At first sight, he had taken it for a kestrel, but as it came closer, hovering above the shimmer of grass, the reddish underside and rounded wings marked it clearly as a young sparrowhawk.

Up here, from one of a number of wooden benches strategically placed around the area of some ancient burial ground, Grabianski could look down across a swathe of land that had been left to grow like meadow; the drying tops of grass blurred orange to bluish-brown and back again and, as Grabianski watched, alert, the sparrowhawk marked out its territory between an irregular triangle of oaks, firm against the occasional forays of crows.
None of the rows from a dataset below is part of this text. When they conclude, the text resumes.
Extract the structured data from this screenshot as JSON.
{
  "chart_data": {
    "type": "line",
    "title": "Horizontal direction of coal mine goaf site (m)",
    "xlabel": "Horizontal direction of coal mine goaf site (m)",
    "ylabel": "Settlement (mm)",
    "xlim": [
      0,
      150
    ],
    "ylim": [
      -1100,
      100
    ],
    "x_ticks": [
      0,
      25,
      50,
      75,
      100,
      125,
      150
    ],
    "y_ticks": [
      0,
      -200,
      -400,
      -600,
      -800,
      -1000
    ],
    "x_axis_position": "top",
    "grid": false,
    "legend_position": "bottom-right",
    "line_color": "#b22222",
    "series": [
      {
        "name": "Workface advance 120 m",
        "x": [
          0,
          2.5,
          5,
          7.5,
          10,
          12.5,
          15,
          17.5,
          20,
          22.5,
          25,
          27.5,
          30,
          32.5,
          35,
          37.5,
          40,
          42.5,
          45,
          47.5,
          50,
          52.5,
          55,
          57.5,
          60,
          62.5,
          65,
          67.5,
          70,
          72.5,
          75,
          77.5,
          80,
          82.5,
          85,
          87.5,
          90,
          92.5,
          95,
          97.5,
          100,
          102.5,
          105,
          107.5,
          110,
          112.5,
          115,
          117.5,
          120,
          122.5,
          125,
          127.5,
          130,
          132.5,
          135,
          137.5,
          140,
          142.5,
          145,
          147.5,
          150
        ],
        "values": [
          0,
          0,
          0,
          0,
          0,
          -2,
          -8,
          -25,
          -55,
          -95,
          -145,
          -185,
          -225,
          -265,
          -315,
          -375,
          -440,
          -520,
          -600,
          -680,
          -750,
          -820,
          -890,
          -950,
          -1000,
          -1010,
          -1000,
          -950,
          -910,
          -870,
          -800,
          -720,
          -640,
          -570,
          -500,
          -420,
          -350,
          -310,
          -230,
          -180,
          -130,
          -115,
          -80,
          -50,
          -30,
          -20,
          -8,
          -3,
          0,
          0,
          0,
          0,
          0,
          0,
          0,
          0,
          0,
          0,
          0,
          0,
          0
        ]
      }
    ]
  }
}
At Grabianski’s back, purple foxgloves twined out of the sparse undergrowth, and two benches to his right a young woman with almost white hair lay on her back, eyes closed, a copy of Emily Dickinson open on her naked chest. The engraving on the bench against which Grabianski himself leaned read: Ethel Copland Campbell 1897–1987. Vegetarian. Socialist. Pacifist. It was that kind of a place.

He was trying not to think about paintings, forged or otherwise, not to think about his dealings with Vernon Thackray, Eddie Snow. And Resnick, a man whose word he trusted, who, on certain levels, he admired-someone whom, had their lives but shaken down differently, Grabianski might have been pleased to call a friend-how seriously did he have to take the threat of being fitted into a frame and locked in tight?